- Born: October 21, 1898 Brookline, Massachusetts, US
- Died: September 1, 1994 (aged 95) Needham, Massachusetts, US
- Education: Harvard College Harvard Business School
- Occupation: Businessman
- Title: Chief executive and chairman of the State Investment Corporation and treasurer of Harvard University
- Spouse: Virginia Converse ​(after 1924)​
- Children: 5
- Parent: Henry Bromfield Cabot (father)
- Relatives: Charles Codman Cabot (brother)

= Paul Codman Cabot =

American politician

Paul Codman Cabot (October 21, 1898 - September 1, 1994) was an American businessman. He was chief executive and chairman of the State Street Investment Corporation. He was also treasurer of Harvard University.

==Early life==
A Boston Brahmin and a member of the Cabot family, Cabot was born in Brookline, Massachusetts. His father, Henry Bromfield Cabot, was a lawyer and investor. His brother was Charles Codman Cabot.

Cabot was educated at Harvard College and then Harvard Business School from which he graduated cum laude.

==Career==
In 1924, he formed the State Street Investment Corporation. which was the second open-end mutual fund legally incorporated but the first to operate. He was one of the first practitioners of fundamental equity research including on-site management interviews and also among the first to favor the price-earnings ratio in his valuation work over dividend yield. These innovations contributed to outstanding investment performance for decades. During the 1920s he uncovered the unethical practices of certain other funds. Due to the fame this gained him he was able to influence important New Deal securities legislation such as the Revenue Act of 1936 and the Investment Company Act of 1940.

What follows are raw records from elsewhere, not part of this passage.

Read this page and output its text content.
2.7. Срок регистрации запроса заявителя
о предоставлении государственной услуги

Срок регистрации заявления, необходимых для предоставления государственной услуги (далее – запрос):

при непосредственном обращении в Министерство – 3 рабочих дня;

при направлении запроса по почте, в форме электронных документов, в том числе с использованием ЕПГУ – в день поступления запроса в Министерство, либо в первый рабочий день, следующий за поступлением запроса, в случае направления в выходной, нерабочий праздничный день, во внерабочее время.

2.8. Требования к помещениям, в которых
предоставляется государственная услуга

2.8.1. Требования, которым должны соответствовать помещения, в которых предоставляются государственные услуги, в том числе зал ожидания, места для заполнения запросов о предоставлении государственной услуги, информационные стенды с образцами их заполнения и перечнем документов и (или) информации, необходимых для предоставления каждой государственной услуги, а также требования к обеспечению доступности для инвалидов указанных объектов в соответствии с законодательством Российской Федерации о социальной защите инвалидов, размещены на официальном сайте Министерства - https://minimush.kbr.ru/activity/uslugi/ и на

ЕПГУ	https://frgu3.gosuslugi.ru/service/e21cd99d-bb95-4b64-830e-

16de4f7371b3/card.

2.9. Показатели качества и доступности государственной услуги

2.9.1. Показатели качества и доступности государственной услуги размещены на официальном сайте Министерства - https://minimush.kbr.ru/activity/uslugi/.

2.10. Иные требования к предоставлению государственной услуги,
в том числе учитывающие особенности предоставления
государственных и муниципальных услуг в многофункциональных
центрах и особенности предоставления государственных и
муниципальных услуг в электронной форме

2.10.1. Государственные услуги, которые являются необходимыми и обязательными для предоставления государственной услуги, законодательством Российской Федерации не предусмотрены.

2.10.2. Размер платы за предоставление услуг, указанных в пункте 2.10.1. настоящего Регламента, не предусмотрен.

He was treasurer of Harvard University between 1948 and 1965, during which period the university's endowment grew from $177 million to over $1 billion.

He retired as chief executive of State Street in 1958, although he retained his position as chairman.

==Personal life==
In September 1924, Cabot was married to Virginia Converse, a daughter of Frederick S. Converse, a prominent American composer. Together, they were the parents of:

- Paul C. Cabot Jr.
- Edmund C. Cabot
- Frederick C. Cabot
- Virginia Cabot
- Elizabeth Cabot

He died on September 1, 1994, at Deaconess–Glover Hospital (now Beth Israel Deaconess Hospital – Needham) in Needham.